Key Exclusion Criteria:
Prior \& Concomitant Therapy:
* Prior six transmembrane epithelial antigen of the prostate 1 (STEAP1)-targeted therapy.
* Any anticancer therapy, immunotherapy, or investigational agent within 4 weeks prior to the first dose of study treatment, not including androgen suppression therapy (eg, luteinizing hormone-releasing hormone/gonadotropin-releasing hormone \[LHRH/GnRH\] analogue \[agonist/antagonist\]).
* Prior Prostate-Specific Membrane Antigen (PSMA) radioligand therapy (RLT) within 3 months of the first dose of study treatment unless participants received \< 2 cycles of therapy.

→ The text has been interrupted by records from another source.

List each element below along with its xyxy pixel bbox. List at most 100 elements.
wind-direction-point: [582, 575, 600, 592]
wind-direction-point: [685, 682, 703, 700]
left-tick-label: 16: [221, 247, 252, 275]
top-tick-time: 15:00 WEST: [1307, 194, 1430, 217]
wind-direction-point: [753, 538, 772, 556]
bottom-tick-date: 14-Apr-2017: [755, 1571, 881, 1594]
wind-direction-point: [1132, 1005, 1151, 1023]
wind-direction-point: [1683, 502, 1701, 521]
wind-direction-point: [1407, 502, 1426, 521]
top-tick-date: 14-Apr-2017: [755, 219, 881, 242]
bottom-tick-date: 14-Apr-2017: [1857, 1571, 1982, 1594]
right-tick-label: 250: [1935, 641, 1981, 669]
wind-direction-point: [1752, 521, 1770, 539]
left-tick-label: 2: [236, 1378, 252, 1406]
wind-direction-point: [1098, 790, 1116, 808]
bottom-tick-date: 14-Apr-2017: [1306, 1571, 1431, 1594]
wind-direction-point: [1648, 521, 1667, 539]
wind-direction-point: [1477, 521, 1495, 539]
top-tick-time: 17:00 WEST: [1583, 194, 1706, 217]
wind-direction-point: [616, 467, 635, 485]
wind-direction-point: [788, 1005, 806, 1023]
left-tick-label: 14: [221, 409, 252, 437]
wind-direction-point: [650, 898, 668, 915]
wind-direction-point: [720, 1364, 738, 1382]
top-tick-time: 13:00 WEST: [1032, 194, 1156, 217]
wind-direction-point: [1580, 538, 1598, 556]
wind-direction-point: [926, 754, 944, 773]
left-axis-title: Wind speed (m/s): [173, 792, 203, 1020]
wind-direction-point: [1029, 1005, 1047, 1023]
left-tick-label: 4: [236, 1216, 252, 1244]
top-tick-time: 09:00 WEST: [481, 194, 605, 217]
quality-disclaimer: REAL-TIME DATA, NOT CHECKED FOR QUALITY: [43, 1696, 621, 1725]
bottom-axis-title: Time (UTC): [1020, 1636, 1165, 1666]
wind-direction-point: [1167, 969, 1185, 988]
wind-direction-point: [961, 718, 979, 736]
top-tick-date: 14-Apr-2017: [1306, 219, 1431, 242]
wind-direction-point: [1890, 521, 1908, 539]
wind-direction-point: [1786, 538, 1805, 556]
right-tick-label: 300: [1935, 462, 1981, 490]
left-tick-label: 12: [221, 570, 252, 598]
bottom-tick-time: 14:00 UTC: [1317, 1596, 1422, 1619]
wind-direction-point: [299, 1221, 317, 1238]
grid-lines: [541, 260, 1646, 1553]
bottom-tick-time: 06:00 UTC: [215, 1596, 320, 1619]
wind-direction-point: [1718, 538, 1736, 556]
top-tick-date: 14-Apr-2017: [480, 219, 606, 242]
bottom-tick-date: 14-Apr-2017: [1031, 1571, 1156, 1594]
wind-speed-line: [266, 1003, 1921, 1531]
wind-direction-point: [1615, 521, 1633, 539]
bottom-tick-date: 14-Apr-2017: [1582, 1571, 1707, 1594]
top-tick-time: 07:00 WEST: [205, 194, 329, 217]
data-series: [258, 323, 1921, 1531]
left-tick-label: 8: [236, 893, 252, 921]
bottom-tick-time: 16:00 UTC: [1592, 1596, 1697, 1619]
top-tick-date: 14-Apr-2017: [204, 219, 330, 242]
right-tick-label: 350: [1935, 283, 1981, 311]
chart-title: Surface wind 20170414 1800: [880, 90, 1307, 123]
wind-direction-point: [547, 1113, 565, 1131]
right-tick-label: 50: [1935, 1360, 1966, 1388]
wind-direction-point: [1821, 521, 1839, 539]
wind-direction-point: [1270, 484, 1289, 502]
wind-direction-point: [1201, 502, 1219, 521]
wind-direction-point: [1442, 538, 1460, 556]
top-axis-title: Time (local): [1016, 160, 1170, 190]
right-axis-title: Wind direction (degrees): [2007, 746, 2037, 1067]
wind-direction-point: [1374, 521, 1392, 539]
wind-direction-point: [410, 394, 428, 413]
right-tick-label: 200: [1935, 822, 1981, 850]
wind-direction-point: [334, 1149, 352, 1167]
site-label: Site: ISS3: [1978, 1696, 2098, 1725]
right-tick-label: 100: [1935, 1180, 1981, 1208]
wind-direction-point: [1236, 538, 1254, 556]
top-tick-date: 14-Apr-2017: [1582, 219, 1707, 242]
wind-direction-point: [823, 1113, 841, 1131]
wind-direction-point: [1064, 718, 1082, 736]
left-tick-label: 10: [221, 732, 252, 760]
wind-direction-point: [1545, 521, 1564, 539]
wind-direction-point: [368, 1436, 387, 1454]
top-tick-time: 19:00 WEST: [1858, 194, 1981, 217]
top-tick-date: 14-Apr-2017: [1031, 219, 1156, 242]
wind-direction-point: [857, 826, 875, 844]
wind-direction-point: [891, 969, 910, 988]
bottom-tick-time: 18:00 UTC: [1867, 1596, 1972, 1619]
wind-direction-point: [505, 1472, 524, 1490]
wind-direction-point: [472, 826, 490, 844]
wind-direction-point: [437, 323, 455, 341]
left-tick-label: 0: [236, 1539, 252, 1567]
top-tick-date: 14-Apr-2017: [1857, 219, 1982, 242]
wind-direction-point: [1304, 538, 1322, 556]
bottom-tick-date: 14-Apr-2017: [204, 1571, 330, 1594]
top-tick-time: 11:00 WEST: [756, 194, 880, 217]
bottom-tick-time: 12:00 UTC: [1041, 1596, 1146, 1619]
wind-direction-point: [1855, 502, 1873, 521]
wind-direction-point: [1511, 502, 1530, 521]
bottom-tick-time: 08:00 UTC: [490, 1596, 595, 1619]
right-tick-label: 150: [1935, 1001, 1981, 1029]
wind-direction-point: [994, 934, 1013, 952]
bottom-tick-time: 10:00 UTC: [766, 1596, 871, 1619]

* Prior palliative radiotherapy within 2 weeks of first dose of study treatment. Participants must have recovered from all radiation-related toxicities.
* Concurrent cytotoxic chemotherapy, ARDT, immunotherapy, radioligand therapy, PARP inhibitor, biological therapy, investigational therapy. Note: Prior treatment with a PARP inhibitor is permitted as long as not within 4 weeks before first dose of study treatment.
* Prior radionuclide therapy (Radium-223) within 2 months of first dose of study treatment.
* Treatment with live and live-attenuated vaccines within 4 weeks before the first dose of study treatment.
Disease Related:
* Participants with a history of central nervous system (CNS) metastasis. Note: Participants with treated, asymptomatic, and clinically stable dural metastases are eligible.
* Unresolved toxicities from prior anti-tumor therapy not having resolved to CTCAE version 5.0 events grade above 1 or baseline, with the exception of alopecia or toxicities that are stable and well controlled AND there is an agreement to allow inclusion by both the investigator and the sponsor.